Американские психологи склонны выделять три основополагающих фактора человеческой агрессии – биологический, социальный и психологический, - неизменно ставя во главу угла одно из этих трех оснований. Так, К. Лоренц, один из создателей этологии, расценивает биологический фактор как доминирующий и пишет по этому поводу: «пагубная агрессивность, которая сегодня как злое наследство сидит в крови у нас, у людей, является результатом внутривидового отбора, влиявшего на наших предков десять тысяч лет на протяжении всего палеолита» (Лоренц, 1999, с.32). В целом теория этого ученого сводится к рассмотрению агрессии как внутренней энергии, являющейся неизбежным свойством человеческой натуры: чем ниже уровень накопленной в организме человека отрицательной энергии, тем более сильный импульс требуется, чтобы вызвать агрессивную реакцию, и наоборот. Таким образом, если принять во внимание социальную природу табу и рассматривать его как внешний фактор, то тогда оно окажется уже не «стеной» или «препятствием» на пути свершения общественно порицаемого действия, но, напротив, «импульсом», толчком к этому действию. Подобное понимание табуированности, казалось бы, противоречит ранее принятому тезису, заимствованному у мифологов. Думается, что это не совсем так, поскольку именно такое «противоречивое» рассмотрение табу выявляет сложный диалектический характер социального запрета, суть которого можно метафорически определить как стену, высота которой пугает и отталкивает стоящего перед ней и в то же время вызывает желание ее преодолеть.

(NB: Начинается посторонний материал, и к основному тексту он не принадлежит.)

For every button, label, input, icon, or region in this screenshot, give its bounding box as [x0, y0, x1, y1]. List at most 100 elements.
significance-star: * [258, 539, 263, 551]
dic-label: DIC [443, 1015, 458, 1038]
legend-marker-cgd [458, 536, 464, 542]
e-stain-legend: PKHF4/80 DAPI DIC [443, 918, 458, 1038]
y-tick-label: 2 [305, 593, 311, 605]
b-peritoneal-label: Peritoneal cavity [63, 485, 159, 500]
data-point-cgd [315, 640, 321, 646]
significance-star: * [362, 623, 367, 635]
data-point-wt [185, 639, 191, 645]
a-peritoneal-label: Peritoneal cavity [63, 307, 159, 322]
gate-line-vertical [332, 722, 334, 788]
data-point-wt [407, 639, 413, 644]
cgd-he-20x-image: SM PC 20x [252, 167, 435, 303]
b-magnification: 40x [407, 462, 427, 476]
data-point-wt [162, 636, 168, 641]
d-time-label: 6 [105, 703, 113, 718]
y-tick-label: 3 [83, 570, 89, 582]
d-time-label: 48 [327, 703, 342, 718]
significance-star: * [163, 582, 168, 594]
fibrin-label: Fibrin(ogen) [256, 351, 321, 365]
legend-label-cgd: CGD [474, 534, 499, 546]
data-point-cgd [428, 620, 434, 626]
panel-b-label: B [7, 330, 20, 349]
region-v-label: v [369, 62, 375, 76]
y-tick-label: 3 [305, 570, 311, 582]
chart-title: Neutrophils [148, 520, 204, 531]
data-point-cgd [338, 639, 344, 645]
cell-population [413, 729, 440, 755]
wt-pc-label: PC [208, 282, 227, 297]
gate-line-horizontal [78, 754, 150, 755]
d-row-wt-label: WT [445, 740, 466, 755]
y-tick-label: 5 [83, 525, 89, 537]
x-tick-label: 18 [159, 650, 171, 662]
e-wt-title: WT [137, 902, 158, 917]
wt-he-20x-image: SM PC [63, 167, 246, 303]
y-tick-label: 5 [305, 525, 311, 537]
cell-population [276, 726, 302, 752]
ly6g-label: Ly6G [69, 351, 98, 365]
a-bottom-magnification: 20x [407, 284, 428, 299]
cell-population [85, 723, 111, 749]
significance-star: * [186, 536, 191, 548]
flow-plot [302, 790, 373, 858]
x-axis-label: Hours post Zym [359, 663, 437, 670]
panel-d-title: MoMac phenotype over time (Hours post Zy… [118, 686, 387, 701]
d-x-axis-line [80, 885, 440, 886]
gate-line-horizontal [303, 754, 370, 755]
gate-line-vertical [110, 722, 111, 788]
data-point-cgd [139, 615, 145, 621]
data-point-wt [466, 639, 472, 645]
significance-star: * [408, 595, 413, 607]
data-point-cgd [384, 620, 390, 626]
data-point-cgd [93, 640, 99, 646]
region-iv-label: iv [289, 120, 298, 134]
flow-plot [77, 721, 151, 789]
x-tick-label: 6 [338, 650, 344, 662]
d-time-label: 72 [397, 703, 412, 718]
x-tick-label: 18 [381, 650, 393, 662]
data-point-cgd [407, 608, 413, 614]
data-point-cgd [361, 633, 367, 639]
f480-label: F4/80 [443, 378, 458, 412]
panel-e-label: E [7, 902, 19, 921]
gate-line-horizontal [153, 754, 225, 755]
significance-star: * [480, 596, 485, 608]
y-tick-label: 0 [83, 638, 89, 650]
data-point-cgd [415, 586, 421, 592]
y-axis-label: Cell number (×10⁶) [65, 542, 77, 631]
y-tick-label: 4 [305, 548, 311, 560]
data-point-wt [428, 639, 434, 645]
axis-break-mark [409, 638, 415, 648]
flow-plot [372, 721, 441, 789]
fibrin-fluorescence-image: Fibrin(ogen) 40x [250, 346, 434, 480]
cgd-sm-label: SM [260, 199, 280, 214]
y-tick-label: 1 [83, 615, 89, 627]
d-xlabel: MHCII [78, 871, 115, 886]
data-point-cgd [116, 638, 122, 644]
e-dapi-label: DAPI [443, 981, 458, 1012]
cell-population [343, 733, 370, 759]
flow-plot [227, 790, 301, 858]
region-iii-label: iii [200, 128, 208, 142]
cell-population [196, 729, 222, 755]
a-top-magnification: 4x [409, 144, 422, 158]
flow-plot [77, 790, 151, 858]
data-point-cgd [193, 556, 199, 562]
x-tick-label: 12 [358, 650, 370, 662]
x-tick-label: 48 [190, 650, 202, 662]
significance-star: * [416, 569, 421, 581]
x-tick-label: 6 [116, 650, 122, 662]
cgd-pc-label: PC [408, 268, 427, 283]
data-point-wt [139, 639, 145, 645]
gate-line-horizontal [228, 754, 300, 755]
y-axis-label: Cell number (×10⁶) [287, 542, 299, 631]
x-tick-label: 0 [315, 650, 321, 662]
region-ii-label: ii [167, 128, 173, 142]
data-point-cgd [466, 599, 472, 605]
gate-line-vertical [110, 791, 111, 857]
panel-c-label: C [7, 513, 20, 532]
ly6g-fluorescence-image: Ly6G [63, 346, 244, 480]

Двойственная природа социального табу в еще большей степени подтверждается фрустрационной теорией и фрейдовским психоанализом.

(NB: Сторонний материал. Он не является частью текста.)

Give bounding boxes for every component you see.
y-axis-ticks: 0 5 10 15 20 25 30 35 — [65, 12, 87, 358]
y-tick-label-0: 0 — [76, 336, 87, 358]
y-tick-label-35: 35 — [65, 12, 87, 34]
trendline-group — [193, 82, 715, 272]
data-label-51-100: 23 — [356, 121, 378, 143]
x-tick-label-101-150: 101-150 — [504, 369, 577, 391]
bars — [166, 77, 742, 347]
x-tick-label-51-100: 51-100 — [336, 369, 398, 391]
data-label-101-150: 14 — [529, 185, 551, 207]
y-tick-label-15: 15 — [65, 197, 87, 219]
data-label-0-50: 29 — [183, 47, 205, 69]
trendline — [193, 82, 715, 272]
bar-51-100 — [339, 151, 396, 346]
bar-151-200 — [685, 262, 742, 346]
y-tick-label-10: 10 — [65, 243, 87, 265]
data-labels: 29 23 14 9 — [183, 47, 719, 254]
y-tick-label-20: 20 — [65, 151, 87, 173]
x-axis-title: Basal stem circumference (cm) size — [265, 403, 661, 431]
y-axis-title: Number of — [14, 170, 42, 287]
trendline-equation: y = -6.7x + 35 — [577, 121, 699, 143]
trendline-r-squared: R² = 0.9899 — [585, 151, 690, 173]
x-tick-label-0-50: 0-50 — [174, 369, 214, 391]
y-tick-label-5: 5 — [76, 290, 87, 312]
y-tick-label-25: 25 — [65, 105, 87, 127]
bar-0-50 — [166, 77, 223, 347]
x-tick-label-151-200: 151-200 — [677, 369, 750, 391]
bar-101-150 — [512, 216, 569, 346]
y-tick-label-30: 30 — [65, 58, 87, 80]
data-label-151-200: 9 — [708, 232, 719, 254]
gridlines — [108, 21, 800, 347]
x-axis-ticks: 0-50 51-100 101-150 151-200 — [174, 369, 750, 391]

В психоанализе табу есть то, что вызывает "священный ужас". З. Фрейд в основе табуированности видит стремление человека к наслаждению: «Именно скрытое бессознательное наслаждение делает табуированный объект ценностью, противоречиво соединяющей священное и вызывающее ужас — перед тем, что коренится даже не в самой вещи, а в связанном с нею действии... Скрытое наслаждение, чей голос слышен во всех бессознательных запретах и во всех переносах запретов с одного предмета на другой, связано с табуированным объектом, который как бы удваивается самим этим наслаждением» (Фрейд, 1973, с.42). З. Фрейд полагает, что в основе этого самого наслаждения лежит бессознательное стремление человеческого существа к убийству, что и порождает внутренний конфликт у сквернослова, нарушающего табу как некое социальное установление, или общественно-историческую фиксацию некоего объекта как запретного. Интересно в этой связи отметить, что «закон фиксации и асимпотического приближения к запретному действию распространяется на всю историю общества» (Рабан, 1993). Освобождение отрицательной энергии за счет нарушения табу у сквернослова приводит к сохранению внутрипсихической стабильности. При этом наступает состояние удовлетворенности (Фрейд, 1973, с.56). Таким образом, З. Фрейд считает агрессию неизбежным неконтролируемым свойством человеческого поведения, в основе которого лежит бессознательное, хаотичное, иррациональное начало, позволяющее человеку, тем не менее, восстановить нарушенное равновесие.